Chuck Grove, Forest, Va., who is currently serving his second term on the Board, will serve as the 2020-2021 Association treasurer. Grove became a regional manager for the American Angus Association in 1975, first serving the states of Kentucky and Tennessee. During his 39-year tenure he also covered Virginia, Maryland, West Virginia, Delaware and Ohio. Grove and his wife, Ruth, reside on the family farm and manage their 100-head Angus herd.

Directors elected

Mark Ahearn and his family established Turner Meadow Ranch in East Texas in the mid-1980s. Apart from his 35-year career in law enforcement, Ahearn’s passion has always been raising high-quality Angus cattle. He has studied pedigrees and learned the business from the ground up. His family has grown their herd to about 200 females while being active in the Texas Angus Association, which he has served in a leadership role for 16 years.

Smitty Lamb grew up on a small rowcrop farm in East Georgia where he discovered his passion for Angus cattle at an early age.

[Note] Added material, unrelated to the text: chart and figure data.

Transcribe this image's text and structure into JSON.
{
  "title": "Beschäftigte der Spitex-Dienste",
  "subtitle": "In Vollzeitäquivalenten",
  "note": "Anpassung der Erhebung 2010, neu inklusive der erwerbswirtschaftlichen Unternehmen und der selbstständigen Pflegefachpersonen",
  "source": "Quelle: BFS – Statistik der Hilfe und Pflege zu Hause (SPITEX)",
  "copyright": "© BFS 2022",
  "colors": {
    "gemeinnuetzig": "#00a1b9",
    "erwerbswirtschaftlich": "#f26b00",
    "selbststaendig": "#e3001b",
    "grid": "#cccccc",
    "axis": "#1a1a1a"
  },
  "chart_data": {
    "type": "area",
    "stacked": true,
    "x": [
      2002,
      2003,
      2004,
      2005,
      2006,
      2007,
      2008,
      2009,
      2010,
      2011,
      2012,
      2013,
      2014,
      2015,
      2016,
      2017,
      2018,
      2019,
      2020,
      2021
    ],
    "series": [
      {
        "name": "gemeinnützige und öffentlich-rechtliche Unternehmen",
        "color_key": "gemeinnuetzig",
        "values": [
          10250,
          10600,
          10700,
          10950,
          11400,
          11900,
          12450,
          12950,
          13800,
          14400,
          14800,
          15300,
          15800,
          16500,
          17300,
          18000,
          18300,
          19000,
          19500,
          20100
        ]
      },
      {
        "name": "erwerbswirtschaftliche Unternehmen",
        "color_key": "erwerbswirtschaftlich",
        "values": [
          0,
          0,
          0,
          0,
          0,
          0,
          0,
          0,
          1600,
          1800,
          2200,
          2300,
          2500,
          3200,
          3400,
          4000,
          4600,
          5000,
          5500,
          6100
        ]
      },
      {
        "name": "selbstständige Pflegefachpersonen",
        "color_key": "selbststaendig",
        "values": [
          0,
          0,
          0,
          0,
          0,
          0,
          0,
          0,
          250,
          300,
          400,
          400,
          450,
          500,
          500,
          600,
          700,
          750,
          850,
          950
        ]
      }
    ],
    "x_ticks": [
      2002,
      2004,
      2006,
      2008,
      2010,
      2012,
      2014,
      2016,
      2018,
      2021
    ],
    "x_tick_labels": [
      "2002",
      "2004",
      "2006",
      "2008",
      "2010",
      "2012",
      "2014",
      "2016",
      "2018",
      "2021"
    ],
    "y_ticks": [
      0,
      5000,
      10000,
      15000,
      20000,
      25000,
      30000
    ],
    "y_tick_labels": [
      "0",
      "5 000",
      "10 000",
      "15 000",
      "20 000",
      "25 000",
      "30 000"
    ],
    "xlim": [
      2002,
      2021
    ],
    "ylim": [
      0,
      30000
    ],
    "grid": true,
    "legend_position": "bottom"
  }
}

He followed that drive to the University of Georgia–Athens (UGA) where he earned a bachelor’s degree in animal science and a master’s degree in meat and muscle biology. His career eventually led him to an opportunity in the cotton industry, but he always came home to Angus cattle. His family has owned and operated Ogeechee Angus Farm since 1997, and it has since become one of the most reliable sources for Angus genetics in the Southeast.

Charles Mogck is a third-generation Angus breeder from South Dakota. Mogck has built upon his family’s heritage in the breed and increased their herd to 400 registered females while marketing 120 bulls annually. They farm 2,000 acres of corn, beans and wheat with an additional 2,500 acres of pasture and hay ground.

Darrell Stevenson has strong ties to the Angus breed and a history of activity in the Montana Angus Association. Stevenson’s grandparents were charter members of the Montana Angus Association in 1951, and his father participated in the first National Junior Angus Showmanship contest in 1967. His father was on the Montana Angus Association and American Angus Association boards as well, serving as president from 19921993.

Jerry Theis is a devoted second-generation Angus breeder and lifetime member of the American Angus Association. His parents established April Valley Farms in 1952 in the Salt Creek Valley area of Leavenworth County, Kan. Theis continues his family’s diversified operation, now consisting of Angus cattle, crop and swine production. Cattle are marketed through their annual spring production sale as well as private treaty. April Valley Farms was recognized as a Historic Angus Herd by the American Angus Association in 2019.